Missachten Apotheker Rabattverträge, können die Kassen den kompletten

Betrag retaxieren. Denn in diesem Fall wird aus Sicht des

Bundessozialgerichts (BSG) ein Arzneimittel abgegeben, auf das die

Versicherten keinen Anspruch haben. „Den Apotheker trifft die Pflicht,

ordnungsgemäß vertragsärztlich verordnete Arzneimittel nur im Rahmen

seiner Lieferberechtigung an Versicherte abzugeben“, heißt es in der

jetzt bekannten Urteilsbegründung. „Verletzt er diese Pflicht, ist dies

sein Risiko: Die Krankenkasse muss für nicht veranlasste, pflichtwidrige

Arzneimittelabgaben nichts zahlen.“

Die Richter in Kassel beziehen sich auf eine entsprechende Vorschrift aus dem Sozialgesetzbuch V, nach der Apotheker Rabattarzneimittel abgeben müssen, sofern der Arzt dies nicht ausgeschlossen hat und in den Lieferverträgen nichts anderes geregelt ist.

Ein Verstoß gegen dieses „Substitutionsgebot“ schließe jegliche Vergütung für die Abgabe des Arzneimittels aus: „Fehlt es an einer Lieferberechtigung und -verpflichtung, kann aus einer dennoch erfolgten Abgabe von Arzneimitteln an Versicherte einer Krankenkasse kein Vergütungsanspruch des Apothekers gegen die Krankenkasse erwachsen“, heißt es im Urteil.

Apotheker haben demnach auch keinen Anspruch auf Wertersatz oder zumindest auf Erstattung der Kosten der Warenbeschaffung: Zwar sei eine ungerechtfertigte Bereicherung nicht grundsätzlich auszuschließen. Da aber Regelungen wie die Austauschpflicht ihre Steuerungsfunktion laut BSG nur erfüllen können, wenn sie vollständig beachtet werden, greift diese Schutzvorschrift nicht: „Die Anwendung bereicherungsrechtlicher Grundsätze zugunsten des Leistungserbringers würde den oben aufgezeigten Zweck des Substitutionsgebots missachten.“

Die damit verbundene Belastung ist laut BSG für Apotheker zwar spürbar, aber gering: Die Verpflichtung zu Beachtung der Rabattverträge entspreche den „von ihnen zu fordernden und zu erwartenden professionellen Fähigkeiten“.
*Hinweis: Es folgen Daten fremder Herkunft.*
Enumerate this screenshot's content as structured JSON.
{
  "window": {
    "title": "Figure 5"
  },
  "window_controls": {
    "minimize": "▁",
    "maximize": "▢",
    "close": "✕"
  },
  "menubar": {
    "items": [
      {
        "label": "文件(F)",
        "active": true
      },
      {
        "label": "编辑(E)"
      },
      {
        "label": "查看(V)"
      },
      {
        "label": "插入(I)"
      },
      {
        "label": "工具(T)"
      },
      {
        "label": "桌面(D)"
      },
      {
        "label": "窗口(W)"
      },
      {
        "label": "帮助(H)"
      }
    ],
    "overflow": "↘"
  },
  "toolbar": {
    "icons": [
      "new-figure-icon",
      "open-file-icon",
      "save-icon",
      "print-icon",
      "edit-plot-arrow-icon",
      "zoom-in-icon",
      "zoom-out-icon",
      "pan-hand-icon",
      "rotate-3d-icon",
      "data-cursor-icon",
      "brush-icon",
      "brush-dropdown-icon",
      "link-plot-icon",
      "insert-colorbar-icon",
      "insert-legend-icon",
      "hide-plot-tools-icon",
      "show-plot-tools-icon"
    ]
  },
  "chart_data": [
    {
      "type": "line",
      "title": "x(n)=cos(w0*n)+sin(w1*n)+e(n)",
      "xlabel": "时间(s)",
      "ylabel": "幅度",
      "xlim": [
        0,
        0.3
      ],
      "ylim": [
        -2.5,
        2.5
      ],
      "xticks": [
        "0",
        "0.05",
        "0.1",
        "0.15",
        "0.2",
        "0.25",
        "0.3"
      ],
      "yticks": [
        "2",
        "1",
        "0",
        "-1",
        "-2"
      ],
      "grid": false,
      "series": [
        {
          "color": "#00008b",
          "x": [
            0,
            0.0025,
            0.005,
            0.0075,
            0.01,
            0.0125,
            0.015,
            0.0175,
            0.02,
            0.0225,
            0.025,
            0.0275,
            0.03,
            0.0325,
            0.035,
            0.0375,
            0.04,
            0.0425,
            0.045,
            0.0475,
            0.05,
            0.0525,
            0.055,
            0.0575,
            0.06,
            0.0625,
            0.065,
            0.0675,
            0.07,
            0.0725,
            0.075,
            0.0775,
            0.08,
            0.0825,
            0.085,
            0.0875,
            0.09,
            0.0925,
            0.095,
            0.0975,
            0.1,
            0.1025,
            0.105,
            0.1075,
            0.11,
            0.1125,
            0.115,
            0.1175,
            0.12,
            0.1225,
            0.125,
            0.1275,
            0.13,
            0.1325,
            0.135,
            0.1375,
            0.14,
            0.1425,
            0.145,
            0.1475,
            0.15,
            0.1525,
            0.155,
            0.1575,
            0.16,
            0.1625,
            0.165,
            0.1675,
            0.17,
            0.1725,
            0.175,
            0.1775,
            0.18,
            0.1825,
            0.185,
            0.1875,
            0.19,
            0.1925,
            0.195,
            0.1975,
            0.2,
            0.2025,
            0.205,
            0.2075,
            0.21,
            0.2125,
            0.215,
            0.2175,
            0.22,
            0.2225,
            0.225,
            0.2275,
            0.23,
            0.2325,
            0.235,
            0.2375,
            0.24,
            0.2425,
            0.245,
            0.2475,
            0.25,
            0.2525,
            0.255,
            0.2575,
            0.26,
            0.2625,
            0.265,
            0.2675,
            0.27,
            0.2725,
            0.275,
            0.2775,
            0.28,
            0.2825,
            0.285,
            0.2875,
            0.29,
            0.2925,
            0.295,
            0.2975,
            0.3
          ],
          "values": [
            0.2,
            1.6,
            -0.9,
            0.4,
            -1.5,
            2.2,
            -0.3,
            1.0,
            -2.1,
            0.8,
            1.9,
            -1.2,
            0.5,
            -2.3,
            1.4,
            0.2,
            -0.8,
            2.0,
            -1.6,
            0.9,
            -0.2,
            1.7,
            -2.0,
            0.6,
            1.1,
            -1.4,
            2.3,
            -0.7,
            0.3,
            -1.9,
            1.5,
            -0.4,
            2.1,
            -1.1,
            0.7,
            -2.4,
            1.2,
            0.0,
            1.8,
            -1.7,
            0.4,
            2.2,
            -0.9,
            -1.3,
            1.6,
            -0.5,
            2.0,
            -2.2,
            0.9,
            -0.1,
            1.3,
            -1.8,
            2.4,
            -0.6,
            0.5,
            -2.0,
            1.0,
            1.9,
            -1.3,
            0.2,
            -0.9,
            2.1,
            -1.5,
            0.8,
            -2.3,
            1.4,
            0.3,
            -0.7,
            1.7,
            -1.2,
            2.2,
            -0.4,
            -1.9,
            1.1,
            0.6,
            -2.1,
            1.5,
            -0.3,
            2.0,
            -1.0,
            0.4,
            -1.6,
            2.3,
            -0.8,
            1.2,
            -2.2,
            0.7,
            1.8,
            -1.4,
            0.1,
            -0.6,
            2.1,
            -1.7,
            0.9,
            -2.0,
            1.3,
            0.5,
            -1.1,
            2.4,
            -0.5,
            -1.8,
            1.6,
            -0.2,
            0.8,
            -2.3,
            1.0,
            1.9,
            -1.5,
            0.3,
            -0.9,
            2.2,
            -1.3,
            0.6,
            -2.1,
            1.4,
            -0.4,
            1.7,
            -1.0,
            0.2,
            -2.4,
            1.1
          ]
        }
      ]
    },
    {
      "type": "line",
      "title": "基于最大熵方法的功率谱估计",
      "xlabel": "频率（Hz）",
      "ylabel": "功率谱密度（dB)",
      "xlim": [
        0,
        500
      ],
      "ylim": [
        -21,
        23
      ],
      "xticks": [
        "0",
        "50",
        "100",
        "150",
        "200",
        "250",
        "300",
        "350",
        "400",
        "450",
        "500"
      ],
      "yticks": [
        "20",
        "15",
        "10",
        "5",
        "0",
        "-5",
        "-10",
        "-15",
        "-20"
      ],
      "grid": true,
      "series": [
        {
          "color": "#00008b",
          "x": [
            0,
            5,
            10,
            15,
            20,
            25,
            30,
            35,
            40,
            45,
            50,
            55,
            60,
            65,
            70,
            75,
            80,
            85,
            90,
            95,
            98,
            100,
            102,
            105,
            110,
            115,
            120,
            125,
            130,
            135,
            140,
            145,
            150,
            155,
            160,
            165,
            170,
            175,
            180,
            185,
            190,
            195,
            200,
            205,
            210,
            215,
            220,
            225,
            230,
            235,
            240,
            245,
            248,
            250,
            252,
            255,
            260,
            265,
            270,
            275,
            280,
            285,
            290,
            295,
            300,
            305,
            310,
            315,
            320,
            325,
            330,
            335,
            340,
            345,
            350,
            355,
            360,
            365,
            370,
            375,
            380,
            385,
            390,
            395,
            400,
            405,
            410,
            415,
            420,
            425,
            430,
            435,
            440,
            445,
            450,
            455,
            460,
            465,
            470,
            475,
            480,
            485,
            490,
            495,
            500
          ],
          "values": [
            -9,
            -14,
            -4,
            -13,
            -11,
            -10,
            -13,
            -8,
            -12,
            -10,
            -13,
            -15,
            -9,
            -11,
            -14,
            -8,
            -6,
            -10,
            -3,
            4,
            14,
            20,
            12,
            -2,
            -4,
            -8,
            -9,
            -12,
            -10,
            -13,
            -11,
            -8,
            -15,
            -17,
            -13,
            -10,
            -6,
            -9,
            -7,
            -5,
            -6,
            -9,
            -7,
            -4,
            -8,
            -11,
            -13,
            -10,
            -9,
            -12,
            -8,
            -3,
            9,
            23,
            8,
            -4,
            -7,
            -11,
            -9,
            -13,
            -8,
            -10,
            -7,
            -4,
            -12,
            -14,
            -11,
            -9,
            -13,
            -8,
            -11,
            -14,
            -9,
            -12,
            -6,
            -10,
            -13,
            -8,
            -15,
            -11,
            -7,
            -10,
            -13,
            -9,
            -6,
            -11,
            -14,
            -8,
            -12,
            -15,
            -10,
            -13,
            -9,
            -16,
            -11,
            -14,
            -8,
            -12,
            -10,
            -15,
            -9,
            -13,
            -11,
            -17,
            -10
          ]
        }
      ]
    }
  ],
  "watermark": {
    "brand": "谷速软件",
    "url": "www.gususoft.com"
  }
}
Diese Berufsausübungsregelung sei durch vernünftige Gründe des Gemeinwohls gerechtfertigt, da sie der Sicherung der finanziellen Stabilität der GKV diene. Dieser Zweck sei aber nur zu erreichen, wenn die Abgabe nicht rabattierter Arzneimittel umfassend verboten sei. „Es begegnet keinen verfassungsrechtlichen Bedenken, dass das Gesetz dessen strikte Einhaltung einfordert und bei insoweit fehlerhafter Abgabe einen Vergütungsanspruch vollständig ausschließt.“

Dass die Kassen ihre Ansprüche mit anderen Beträgen verrechnen, ist aus Sicht der Richter ebenfalls in Ordnung: Das Recht zur Rechnungs- und Taxberichtigung und die damit verbundene Möglichkeit zur Aufrechnung gegen spätere Zahlungsansprüche sei umfassend und betreffe nicht nur die Korrektur von Abrechnungsfehlern. „Taxberichtigungen/Retaxierungen sind grundsätzlich auch dann möglich, wenn sich nachträglich herausstellt, dass es zum Beispiel an einer ordnungsgemäßen ärztlichen Verordnung mangelt, ein Medikament – wie hier – nicht vom Leistungskatalog der GKV erfasst wird oder unter Verstoß gegen die Bestimmungen des Arzneilieferungsvertrages abgegeben worden ist.“

Andere in den Lieferverträgen vereinbarte Sanktionen schließen laut Urteil Retaxierungen nicht aus, da sie nicht „die Rückabwicklung von rechtswidrigen Vermögensverschiebungen“ zum Gegenstand haben, sondern an ein rechtswidriges und schuldhaftes Fehlverhalten des Apothekers anknüpfen.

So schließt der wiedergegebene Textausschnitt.